A24 has confirmed that The Backrooms will be rated R and will run 1 hour and 45 minutes (105 minutes), marking the first time that internet creepypasta culture has been given a proper theatrical horror treatment.
For the uninitiated - and there are many - the Backrooms is an internet horror phenomenon that originated on a 4chan thread in 2019. The concept: imagine if you "no-clipped" out of reality and found yourself in an endless maze of yellow-wallpapered office spaces with fluorescent lighting and damp carpet. It's liminal space horror at its purest - the terror of being trapped somewhere that's simultaneously familiar and utterly wrong.
What started as a single image and caption spawned an entire wiki, YouTube videos, video games, and now, a feature film. It's the kind of grassroots internet mythology that studios usually ignore or botch completely. But A24, bless them, understands how to adapt weird internet content into legitimate cinema.

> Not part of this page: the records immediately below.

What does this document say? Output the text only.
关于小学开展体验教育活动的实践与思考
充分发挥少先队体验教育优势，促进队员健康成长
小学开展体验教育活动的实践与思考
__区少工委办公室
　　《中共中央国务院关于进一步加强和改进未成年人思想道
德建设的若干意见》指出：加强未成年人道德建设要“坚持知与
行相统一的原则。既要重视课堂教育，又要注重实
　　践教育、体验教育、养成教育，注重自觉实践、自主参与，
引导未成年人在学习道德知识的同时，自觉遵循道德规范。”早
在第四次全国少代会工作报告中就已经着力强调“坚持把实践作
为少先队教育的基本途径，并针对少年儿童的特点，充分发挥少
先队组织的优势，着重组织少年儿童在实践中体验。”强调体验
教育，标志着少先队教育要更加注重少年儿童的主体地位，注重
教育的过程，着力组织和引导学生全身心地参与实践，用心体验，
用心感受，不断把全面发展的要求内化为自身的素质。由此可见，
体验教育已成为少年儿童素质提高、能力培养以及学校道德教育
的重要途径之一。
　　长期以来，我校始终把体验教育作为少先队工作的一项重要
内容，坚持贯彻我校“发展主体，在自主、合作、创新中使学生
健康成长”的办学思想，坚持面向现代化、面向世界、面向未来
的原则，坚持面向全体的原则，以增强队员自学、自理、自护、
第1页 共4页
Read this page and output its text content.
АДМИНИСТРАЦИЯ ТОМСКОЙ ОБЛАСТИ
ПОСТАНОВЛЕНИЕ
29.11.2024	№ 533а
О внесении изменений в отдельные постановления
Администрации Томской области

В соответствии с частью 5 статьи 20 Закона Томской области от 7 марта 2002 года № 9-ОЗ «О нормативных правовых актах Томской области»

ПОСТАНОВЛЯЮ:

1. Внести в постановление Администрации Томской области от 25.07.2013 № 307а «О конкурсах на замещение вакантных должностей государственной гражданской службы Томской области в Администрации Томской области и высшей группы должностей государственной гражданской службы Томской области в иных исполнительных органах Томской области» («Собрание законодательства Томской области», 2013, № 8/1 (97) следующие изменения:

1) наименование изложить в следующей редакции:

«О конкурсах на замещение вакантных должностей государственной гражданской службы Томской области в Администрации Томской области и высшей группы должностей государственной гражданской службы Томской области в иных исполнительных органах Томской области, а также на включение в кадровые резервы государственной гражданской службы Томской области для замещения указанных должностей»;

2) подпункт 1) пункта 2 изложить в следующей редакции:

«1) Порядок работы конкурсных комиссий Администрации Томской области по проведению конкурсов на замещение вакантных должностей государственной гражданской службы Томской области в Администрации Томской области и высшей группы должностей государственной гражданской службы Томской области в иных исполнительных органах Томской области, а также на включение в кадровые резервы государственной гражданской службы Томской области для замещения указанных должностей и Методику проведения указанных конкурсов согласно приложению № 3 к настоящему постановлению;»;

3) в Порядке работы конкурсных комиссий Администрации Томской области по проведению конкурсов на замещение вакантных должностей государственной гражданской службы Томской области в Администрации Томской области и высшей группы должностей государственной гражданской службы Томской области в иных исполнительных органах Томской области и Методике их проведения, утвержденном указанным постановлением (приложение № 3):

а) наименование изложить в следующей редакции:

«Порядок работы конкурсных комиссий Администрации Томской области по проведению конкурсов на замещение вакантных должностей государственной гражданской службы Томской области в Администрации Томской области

The R-rating is interesting. The Backrooms concept is more about dread and existential horror than gore or violence. The rating suggests that A24 is leaning into body horror or psychological intensity rather than trying to make this PG-13 accessible. Smart move. The audience for this already exists online, and they're not looking for a sanitized version.
The 105-minute runtime is even more telling. That's lean for a modern horror film, which tend to bloat to two hours. It suggests the filmmakers understand that the Backrooms concept, while compelling, is also inherently limited. You can only sustain "wandering through endless yellow rooms" for so long before it becomes tedious. Keep it tight, keep it intense, get out before the audience starts checking their phones.
This is also a fascinating test case for whether internet horror can successfully make the jump to theatrical release. Slender Man tried and failed spectacularly. Five Nights at Freddy's succeeded financially but was critically panned. The Backrooms has the advantage of being genuinely unsettling source material and having A24's quality control behind it.
The bigger question is whether general audiences will connect with something that's been so thoroughly dissected and remixed online. Part of the Backrooms' appeal is its crowdsourced, collaborative nature - different creators adding different "levels" and entities to the mythology. Can a single linear film capture that? Or will it feel like just one person's interpretation of something that belongs to everyone?
In Hollywood, nobody knows anything - except me, occasionally. And I know that A24 has a better track record with weird horror than anyone else in the business. If anyone can make the Backrooms work as a movie, it's them. But this is still a massive gamble on internet culture translating to theatrical success.